When, prior to World War I, Kazimir Malevich created his black square on a white background, the world of art reeled from the monumentality of his conceptual minimalism. But last year, when little Kaziks Mālmanis created the very same square and tried to enrol in art school, he was told to go jump…

When, in 1978, Alexei Lubimov presented John Cage’s non-musical concept in Riga, his piece of silence called 4’33 (where he was replicating the concepts of four predecessors, the oldest of which dates back to 1897), substantiating his choice with Zen Buddhist motivation, then the public of Riga pricked their ears in wonder at the filigree nuance and diversity of this silence. But when I was listening to the same concept in a jammed lift… (I won’t say what I was thinking.)

When, in 1973, I attended my first conceptualist exhibition in Warsaw’s Foksal gallery and spent one whole hour on my own being immersed in the experience (small texts projected on the walls of an empty room), the gallerists started wondering about this ‘crowd’ of visitors that had gathered in my person. And instantly I gained the status of apologist of conceptualism for the entire Baltic region. But after almost 40 years without a break of watching one generation of young artists after another ecstatically repeating the same marginal exercises in the zero zone, with an infantile, naive attitude of superiority and uniqueness, there awakens in me a retrograde ‘criticist’ and a wish to have a ‘bite’ of something conceptually more substantial, something like Karl Marx’s Capital, or Schicklgruber’s Mein Kampf.
 
Antanas Gerlikas. Following the Track of a Different Smell. Video. 2010. Photo: Martins Vizbulis
 
The press release for the exhibition A Thing Spins a Leaf by the Wind is like a failed fledgling lawyer who piteously tries to explain the immense and ‘deep’ significance of the high-pitched humming sound of a gnat ‘artefact’, barely noticeable in the empty room. Even Marcel Proust and Odilon Redon are invoked (ah, if they knew what insignificance is being covered up by their names!). It is an attempt to cast a shamanic spell on the viewer using the authority of allegedly well-known artists, ‘international experience’, academic education – which we will not try to argue about. Because it’s not only in Lithuania that sectors of the avant-garde and art professionals suffer from cerebral anaemia. It thrives even more readily in Latvia, and, in a wider perspective, it is becoming a global problem. Like shaky masturbation in place of a healthy reproductive instinct and libido.

What is observed at the exhibition, or rather barely seen, gives rise to one positive effect – a stirring dose of adrenalin, and stimulates thoughts about the crisis and impotence of Western civilization. To which, some time ago, the newspaper Pravda in our ‘near abroad’ also reacted anxiously with articles under the headline Kak dolgo budem terpetj, tovarisci? (‘How long are we going to put up with this, comrades?’). Then came the prosecutor. Now we have a “bin laden” following our nerdy thinking and laxity of thought.
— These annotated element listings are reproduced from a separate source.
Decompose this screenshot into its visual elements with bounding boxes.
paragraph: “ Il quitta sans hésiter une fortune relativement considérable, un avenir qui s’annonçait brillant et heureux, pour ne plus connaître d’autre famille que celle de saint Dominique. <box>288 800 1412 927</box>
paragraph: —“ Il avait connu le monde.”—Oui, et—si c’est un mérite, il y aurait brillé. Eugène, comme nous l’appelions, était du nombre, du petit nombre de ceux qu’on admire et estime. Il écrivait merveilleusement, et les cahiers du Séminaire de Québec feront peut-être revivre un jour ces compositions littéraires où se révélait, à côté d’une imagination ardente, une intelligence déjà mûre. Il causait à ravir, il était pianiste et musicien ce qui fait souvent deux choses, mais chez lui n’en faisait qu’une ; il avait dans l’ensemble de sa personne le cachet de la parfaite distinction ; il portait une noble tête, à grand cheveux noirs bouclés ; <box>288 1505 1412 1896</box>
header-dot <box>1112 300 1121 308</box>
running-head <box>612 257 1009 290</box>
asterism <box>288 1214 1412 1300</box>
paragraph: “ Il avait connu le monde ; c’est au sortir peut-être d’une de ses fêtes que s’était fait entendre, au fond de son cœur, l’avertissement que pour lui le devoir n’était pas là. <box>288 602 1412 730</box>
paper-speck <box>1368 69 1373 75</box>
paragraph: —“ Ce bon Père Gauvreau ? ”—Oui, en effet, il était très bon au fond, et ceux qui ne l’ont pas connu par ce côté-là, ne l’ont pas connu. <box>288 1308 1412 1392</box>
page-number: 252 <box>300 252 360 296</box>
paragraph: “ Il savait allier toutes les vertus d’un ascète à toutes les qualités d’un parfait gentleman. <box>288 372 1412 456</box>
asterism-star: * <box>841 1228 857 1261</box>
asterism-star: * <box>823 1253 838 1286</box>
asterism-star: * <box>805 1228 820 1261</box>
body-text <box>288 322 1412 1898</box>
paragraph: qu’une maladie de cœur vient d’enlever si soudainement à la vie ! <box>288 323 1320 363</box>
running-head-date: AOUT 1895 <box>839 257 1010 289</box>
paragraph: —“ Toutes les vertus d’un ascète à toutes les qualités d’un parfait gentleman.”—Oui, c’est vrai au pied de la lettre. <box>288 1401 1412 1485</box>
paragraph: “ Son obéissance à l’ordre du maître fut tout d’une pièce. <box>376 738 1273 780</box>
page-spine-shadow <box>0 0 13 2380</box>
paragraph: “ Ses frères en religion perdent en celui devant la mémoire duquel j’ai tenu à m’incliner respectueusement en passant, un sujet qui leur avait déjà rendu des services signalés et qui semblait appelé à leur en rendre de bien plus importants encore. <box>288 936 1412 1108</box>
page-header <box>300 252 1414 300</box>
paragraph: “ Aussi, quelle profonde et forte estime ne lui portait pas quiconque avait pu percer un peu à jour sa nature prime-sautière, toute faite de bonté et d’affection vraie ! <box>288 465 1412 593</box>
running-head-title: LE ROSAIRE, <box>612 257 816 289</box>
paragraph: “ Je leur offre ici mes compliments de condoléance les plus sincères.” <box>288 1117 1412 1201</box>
“Do you know what a twerp is? When I attended Shortridge High School in Indianapolis 65 years ago, a twerp was a person who inserts a set of false teeth between the cheeks of his ass in order to bite the buttons off the backseats of taxicabs. (And a snarf was a person who went around sniffing girls’ bicycle saddles.)” (Kurt Vonnegut)

P.S. All of the above does not diminish the respect and the scientific interest of the Old Angry One towards the young, maybe not so Angry Ones, from the aspect of cultural history and in all conceptual vibrations.